Members of the Danish clergy have reacted positively to the decision by schools to teach their youngest students about religions other than Christianity.
Danish students used to only learn about other religions once they had reached seventh grade, but a recent decision by parliament has introduced the teaching of other religions, such as Islam, into the Christianity studies curriculum at a much younger age
According to Per Bucholdt Andreasen, chair of the Danish Association of Priests (Den Danske Præstforening), it was a wise move by politicians to alter the focus of the subject.
“Our society is in a completely different situation than it was only a few decades ago so it is about time that religious studies in school is overhauled,” Andreasen said. “I think it is completely natural that the youngest students are taught about other religions. The problem today is that many people are religiously illiterate and don’t know much about the world’s religions. They have a hard time understanding the importance of religion in other people’s lives and in society as a whole.”
The association of church parishes, Landsforening af Menighedsråd, also welcomed the introduction of other religions in to the curriculum for young students.
“In schools where there are students from other ethnic backgrounds it makes sense to introduce other religions even though it isn’t necessarily in the curriculum,” the chair of the association, Inge Lise Petersen, said. “I can’t see anything wrong with it in principle. It would be disrespectful to students with different backgrounds to pretend that they do not exist.”
Bishop of the Fyn diocese, Kresten Drejergaard, said it was a great idea to teach about other religions such as Islam.
“It is in those early years that prejudices arise,” Drejergaard said. “It will ensure both that ethnic Danes develop a realistic view on Islam and that students with Muslim backgrounds feel recognised and of equal standing in the Danish society. Children don’t become Muslim simply because they learn about the existence of Islam.”

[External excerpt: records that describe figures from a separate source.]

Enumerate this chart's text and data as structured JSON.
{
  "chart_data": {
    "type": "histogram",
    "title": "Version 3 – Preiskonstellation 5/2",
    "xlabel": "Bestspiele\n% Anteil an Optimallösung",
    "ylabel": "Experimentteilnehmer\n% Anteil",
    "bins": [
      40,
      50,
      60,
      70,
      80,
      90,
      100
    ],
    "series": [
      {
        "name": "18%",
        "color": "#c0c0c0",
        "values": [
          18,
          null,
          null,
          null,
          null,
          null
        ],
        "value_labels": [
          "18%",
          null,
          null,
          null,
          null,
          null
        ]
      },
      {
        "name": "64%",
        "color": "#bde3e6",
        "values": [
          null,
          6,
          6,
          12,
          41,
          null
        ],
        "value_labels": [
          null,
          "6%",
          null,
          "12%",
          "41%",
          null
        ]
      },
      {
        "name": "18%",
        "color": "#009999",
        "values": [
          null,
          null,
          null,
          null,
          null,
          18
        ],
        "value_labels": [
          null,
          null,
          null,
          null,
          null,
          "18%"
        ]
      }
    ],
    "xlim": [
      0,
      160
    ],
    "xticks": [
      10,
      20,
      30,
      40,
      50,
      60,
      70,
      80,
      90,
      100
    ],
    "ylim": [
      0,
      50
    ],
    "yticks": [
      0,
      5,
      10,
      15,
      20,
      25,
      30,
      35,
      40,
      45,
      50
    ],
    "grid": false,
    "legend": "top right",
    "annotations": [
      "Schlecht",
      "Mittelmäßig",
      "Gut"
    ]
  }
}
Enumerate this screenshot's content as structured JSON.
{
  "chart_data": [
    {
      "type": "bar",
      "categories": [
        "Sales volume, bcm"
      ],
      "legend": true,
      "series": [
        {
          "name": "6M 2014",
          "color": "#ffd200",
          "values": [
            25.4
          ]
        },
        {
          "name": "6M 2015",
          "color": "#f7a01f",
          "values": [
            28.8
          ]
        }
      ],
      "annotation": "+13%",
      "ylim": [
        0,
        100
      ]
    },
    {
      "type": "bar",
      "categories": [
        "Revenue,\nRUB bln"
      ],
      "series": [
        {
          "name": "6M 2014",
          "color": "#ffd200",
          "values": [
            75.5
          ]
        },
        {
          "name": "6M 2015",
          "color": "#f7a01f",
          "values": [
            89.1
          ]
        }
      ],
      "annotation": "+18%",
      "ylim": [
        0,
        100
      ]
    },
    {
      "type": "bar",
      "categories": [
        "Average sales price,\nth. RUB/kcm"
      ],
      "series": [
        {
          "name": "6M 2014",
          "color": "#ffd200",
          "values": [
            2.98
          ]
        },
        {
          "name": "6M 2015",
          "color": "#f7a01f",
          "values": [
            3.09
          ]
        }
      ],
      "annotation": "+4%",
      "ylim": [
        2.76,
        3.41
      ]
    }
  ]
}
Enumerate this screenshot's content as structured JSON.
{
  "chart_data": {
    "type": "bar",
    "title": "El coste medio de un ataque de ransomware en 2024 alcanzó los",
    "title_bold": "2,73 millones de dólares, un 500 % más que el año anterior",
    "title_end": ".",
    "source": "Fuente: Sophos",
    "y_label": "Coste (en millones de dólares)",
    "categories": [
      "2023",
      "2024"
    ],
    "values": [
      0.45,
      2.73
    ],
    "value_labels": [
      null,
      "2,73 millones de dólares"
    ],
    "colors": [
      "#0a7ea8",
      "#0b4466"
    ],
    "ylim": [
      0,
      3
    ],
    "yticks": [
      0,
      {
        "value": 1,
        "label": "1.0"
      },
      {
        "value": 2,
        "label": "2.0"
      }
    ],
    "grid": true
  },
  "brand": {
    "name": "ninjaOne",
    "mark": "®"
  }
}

Many of the schools that have adopted the new curriculum are in Copenhagen. The deputy mayor for integration, Anna Mee Allerslev, hopes more schools will follow.
“It’s important that we move away from simply teaching about Christianity in the youngest years,” Allerslev said. “Many young Muslims are drawn toward radical interpretations of Islam because they gain much of their knowledge about the religion from the media. Some think that women have to wear head scarves and they have to hate Christians in order to be a good Muslim. Young Muslims can get a much more balanced relationship to their religion if they are taught about it in school. I have long thought that we need to improve our children’s knowledge on the subject.”
Allerslev added that it could improve integration by challenging the prejudices of Christians about Islam.
“Christianity should of course retain its prominence in the curriculm, but I think that our second largest religion, Islam, also requires focus. The earlier it appears in the school system the better,” Allerslev said.
The curriculum change is supported the child and education minister, Christine Antorini, though political parties Konservative (K) and Dansk Folkeparti (DF), both take issue with introducing other religions so early in the curriculum.
“We have to keep a close eye on this development as it could easily lead to a slippery slope where more and more education about Christianity is replaced,” K's education spokesperson, Mai Henriksen, said.
According to DFs education spokesperson, Alex Ahrendtsen, the changes are against the spirit of the law.
“If the subject is called 'Christianity Studies', then students should be taught about Christianity. I also don’t think it’s appropriate that teachers teach English or Chinese in Danish class,” Ahrendtsen said.